The UK’s Financial Conduct Authority (FCA) has just sealed the fate of digital asset firms with a sweeping set of rules that will take effect on 25 October 2027. The new framework, announced after an extensive consultation period, will require every company that trades cryptocurrencies or issues stablecoins to obtain FCA authorisation before the deadline. By codifying capital adequacy, stress‑testing, and market‑integrity safeguards, the regulator is positioning the UK’s crypto sector on a footing comparable to traditional financial services while addressing the unique risks of digital assets.

Capital buffers and stress testing sit at the heart of the FCA’s mandate. Firms will need to demonstrate that they can withstand market shocks and maintain liquidity, mirroring the prudential standards applied to banks and insurers. The rules also introduce targeted measures to deter insider trading and market manipulation, including real‑time monitoring of order flows and stricter disclosure requirements. Recognising the speed of price discovery in crypto markets, the regulator has crafted trading rules that acknowledge the distributed ledger infrastructure and the rapid turnover of assets.

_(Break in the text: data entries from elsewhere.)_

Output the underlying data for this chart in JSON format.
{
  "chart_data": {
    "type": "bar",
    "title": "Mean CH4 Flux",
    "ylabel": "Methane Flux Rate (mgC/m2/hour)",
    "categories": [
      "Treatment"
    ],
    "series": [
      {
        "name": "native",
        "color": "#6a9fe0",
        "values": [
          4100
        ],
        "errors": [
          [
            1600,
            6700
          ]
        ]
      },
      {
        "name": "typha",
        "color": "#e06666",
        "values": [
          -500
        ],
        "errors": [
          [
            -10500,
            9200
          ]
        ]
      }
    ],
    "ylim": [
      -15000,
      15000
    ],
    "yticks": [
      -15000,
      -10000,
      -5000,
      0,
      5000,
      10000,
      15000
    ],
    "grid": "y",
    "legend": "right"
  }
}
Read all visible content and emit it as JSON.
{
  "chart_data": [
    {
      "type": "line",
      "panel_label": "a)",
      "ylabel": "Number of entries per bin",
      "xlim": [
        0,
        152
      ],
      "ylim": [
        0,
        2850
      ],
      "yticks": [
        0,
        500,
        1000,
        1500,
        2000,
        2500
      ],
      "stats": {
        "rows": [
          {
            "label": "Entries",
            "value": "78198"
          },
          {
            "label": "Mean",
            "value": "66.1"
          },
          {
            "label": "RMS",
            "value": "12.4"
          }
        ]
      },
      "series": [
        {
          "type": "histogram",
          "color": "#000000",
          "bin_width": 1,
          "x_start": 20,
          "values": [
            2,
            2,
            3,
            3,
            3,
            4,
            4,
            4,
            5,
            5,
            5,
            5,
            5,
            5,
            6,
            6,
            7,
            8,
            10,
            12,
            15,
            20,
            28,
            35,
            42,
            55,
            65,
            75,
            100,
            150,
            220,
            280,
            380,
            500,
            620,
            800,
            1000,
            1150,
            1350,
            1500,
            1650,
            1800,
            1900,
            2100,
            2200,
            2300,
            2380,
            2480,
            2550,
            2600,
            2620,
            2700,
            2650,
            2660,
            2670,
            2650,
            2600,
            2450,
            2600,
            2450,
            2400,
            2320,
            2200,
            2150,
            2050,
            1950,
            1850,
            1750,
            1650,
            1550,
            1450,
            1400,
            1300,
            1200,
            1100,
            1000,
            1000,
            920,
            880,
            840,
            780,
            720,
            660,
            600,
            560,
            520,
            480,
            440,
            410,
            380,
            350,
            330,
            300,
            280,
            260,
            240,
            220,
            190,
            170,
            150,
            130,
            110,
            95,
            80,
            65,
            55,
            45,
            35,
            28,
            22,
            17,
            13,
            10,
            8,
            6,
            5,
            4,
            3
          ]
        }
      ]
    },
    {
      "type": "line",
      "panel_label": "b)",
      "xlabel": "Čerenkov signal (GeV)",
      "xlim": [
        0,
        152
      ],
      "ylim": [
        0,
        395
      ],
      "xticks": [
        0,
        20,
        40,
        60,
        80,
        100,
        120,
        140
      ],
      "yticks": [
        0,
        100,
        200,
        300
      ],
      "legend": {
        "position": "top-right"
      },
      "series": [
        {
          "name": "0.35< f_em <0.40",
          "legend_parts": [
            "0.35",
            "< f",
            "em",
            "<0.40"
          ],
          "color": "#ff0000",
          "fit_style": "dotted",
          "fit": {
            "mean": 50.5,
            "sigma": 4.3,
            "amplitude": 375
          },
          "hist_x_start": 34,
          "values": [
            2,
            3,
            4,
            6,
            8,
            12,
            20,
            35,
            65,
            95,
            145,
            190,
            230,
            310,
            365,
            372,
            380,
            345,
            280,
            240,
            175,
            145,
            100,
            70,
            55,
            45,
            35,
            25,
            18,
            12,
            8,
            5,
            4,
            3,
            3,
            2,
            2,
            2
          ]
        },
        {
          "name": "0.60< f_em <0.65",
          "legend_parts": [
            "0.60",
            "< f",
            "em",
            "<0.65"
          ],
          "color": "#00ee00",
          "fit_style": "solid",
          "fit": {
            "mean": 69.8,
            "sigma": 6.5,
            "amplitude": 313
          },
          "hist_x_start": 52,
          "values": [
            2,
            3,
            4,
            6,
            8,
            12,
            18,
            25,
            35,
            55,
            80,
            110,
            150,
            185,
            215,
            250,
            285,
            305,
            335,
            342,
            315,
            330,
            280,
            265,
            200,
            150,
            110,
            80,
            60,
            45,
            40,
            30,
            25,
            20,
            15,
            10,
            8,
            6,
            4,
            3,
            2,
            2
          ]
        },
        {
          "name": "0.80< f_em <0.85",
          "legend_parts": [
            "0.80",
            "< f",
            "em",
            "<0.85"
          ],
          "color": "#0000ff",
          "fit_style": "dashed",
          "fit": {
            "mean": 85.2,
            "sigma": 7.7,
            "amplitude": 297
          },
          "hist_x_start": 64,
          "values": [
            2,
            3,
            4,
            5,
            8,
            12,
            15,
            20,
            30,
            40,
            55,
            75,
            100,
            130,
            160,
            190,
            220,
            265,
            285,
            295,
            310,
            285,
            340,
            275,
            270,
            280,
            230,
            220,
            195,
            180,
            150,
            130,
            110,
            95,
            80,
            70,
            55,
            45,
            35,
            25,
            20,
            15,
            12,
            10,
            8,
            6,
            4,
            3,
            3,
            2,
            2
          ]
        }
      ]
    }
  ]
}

Stablecoins, the most widely used digital assets in payments and settlement, receive a tailored treatment. The FCA has lowered the capital requirement for issuers to reserves equal to 1 % of the total value of stablecoins they issue, a reduction from the 2 % level that was initially proposed. In addition, the new trading rules align more closely with how stablecoins function in the real economy, setting clearer guidelines for liquidity provision, settlement, and cross‑border use.

Stablecoins entered the FCA’s regulatory perimeter in February 2026, when the regulator announced a sandbox cohort of four firms—Monee Financial Technologies, ReStabilise, VVTX, and Revolut—to pilot stable‑digital‑asset products under the forthcoming rules. The sandbox is intended to generate real‑world data that will inform the final stablecoin framework and help the FCA calibrate its supervisory approach. The four companies are expected to test a range of use cases, from retail payments to institutional settlement, over the coming months.

Companies wishing to be authorised under the new regime must submit applications between 30 September 2026 and 28 February 2027. Until 25 October 2027, the FCA will exercise a limited supervisory remit focused on financial promotions and anti‑money‑laundering controls. After that date, full authorisation will be mandatory, and firms will fall under the complete regulatory regime, including ongoing reporting, compliance, and audit obligations.

The FCA’s new rules mark the final step in a crypto roadmap that began in November 2024. In September 2026, the regulator will publish a policy statement to clarify how the regulatory perimeter applies to various crypto‑asset activities. It will also consult on guidance for decentralised finance (DeFi) and on operational resilience for firms that rely on distributed ledger technology, as well as seek input on updates to its Financial Crime Guide that are relevant to crypto‑asset firms. By embedding capital buffers, stress‑testing, and market‑integrity safeguards, the FCA aims to protect consumers, maintain market stability, and keep the UK’s regulatory environment aligned with the evolving digital asset landscape.